Basierend darauf wird sich vermutlich auch Wertschätzung von anderen Fähigkeiten ändern. Vielleicht werden wir Krankenschwestern oder andere Tätigkeiten, welche körperlicher Arbeit voraussetzen, wieder mehr wertschätzen. Das kann schließlich nicht von KI geleistet werden.


Zum Abschluss: Was können wir von Sysdig in diesem Jahr und in der nahen Zukunft erwarten?

Wir wollen weiterhin in die beste Cloud-Sicherheit investieren.
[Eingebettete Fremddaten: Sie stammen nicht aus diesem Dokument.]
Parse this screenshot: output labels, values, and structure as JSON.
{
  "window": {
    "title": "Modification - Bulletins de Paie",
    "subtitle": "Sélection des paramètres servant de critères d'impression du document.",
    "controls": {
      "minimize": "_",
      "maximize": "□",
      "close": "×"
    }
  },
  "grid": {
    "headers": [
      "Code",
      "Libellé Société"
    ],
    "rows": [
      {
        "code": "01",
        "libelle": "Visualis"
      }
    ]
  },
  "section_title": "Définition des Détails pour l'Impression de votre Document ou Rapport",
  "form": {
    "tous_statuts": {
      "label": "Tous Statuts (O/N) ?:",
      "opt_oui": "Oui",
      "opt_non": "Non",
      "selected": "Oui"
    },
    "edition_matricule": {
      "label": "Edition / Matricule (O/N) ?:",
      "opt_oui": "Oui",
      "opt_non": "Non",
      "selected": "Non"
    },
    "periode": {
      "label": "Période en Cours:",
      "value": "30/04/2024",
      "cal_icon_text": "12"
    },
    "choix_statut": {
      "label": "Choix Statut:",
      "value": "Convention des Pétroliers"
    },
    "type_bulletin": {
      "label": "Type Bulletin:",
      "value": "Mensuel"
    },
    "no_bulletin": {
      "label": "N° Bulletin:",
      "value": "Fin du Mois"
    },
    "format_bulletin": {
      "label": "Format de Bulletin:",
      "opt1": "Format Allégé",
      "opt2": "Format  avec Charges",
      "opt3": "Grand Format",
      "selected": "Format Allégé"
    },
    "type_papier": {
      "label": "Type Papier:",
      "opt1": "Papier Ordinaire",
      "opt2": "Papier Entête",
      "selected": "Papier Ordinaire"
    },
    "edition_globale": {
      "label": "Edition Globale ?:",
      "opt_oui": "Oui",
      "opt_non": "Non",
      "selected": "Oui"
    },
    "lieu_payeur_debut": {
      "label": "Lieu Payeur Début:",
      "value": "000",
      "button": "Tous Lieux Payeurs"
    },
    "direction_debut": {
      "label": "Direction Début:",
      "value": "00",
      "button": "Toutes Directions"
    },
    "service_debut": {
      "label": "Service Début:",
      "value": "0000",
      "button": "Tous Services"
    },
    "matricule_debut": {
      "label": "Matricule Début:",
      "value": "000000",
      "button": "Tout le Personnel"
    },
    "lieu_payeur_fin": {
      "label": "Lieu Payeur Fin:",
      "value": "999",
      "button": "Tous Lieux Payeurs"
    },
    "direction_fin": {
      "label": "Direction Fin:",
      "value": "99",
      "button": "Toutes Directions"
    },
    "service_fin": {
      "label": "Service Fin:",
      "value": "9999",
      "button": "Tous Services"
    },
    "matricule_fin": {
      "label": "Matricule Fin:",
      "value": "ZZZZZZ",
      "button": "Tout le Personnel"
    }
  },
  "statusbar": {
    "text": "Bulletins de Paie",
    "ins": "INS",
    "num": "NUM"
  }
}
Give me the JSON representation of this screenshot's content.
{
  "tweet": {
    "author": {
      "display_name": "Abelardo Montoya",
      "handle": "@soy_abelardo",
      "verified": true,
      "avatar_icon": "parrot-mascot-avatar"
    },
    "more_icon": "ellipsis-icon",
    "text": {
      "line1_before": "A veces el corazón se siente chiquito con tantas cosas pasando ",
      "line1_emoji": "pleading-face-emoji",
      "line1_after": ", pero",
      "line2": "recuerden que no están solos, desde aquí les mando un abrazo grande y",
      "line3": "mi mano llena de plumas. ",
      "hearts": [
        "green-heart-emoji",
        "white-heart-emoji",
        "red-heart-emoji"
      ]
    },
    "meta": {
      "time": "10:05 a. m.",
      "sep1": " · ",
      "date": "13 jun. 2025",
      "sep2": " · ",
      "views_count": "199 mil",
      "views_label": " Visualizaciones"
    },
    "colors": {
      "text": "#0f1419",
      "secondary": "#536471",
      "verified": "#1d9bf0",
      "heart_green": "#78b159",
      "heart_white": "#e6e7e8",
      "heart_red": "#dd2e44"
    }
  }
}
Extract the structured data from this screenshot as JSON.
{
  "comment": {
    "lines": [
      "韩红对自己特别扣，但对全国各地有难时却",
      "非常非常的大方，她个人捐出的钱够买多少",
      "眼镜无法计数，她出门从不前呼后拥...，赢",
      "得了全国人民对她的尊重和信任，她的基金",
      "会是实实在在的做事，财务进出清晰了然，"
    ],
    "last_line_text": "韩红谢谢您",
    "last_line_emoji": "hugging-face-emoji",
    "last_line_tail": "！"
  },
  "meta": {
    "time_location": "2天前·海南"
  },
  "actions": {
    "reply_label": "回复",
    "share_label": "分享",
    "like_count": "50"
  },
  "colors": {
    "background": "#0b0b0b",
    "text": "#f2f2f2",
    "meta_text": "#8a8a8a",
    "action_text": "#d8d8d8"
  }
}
Sowohl in unsere Open-Source-Projekte wie Falco als auch in unsere kommerzielle Plattform. Eine große Initiative ist es daher, weiterhin in Forschung und Entwicklung zu finanzieren und die F&E-Präsenz des Unternehmens auszubauen. Wir wollen auch bei der Kundenakquise ein sehr hohes Tempo halten. Die Sicherstellung eines schnellen Wachstums in Regionen wie DACH ist eine weitere wichtige Priorität für uns. Und schließlich der Ruf unserer Marke. Wir wollen als ein Unternehmen bekannt sein, das nicht nur kommerziell erfolgreich ist, sondern auch die Art und Weise verändert, wie Kunden über die Cloud denken. Die Sicherheit der Cloud ist für uns sehr wichtig.